Execution layer: Abstracts the operations of vaults, AI models, and AI applications, supporting various AI training, inference, and service paradigms.
The entire four-layer architecture not only ensures the security and scalability of the system, but also embodies Sahara AI's long-term vision of promoting the collaborative economy and AI development, aiming to revolutionize AI technology. application model to bring more innovative and fair solutions to users.
ConclusionWith the continuous advancement of AI technology and the rise of the encryption market, we are standing on the threshold of a new era.
As large AI models and applications continue to emerge, the demand for computing power is also growing exponentially. However, the scarcity of computing power and rising costs are a huge challenge for many small and medium-sized enterprises. Fortunately, decentralized solutions, especially Hyperbolic, Aethir, and IO.NET, provide AI startups with new ways to obtain computing power, reduce costs, and increase efficiency.
At the same time, we also see the importance of data in the development of AI. Data is not only the food of AI, but also the key to promoting the implementation of AI applications. Projects such as PIN AI and Sahara provide powerful data support for the development of AI by motivating the network and encouraging users to participate in data collection and sharing.

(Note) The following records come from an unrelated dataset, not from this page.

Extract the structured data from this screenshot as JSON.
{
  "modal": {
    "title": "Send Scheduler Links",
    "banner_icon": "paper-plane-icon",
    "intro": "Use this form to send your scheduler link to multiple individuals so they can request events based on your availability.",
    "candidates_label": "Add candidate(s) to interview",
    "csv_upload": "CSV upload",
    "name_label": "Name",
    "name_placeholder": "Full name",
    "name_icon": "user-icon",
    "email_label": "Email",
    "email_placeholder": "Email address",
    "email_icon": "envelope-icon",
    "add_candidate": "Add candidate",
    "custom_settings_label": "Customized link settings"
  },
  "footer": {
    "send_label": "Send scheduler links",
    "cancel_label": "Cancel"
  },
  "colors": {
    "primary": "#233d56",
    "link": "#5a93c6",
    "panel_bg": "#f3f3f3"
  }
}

Computing power and data are not just training links. For AI applications, from data ingestion to production inference, each link requires the use of different tools to process massive data, and this is a process that is constantly repeated process.
In this intertwined world of AI and Crypto, we have reason to believe that we will witness the implementation of more innovative AI projects in the future. These projects will not only change our work and lifestyle, but also promote the entire society. Develop in a more intelligent and decentralized direction. As technology continues to advance and the market continues to mature, we look forward to the arrival of a more open, fair, and efficient AI era.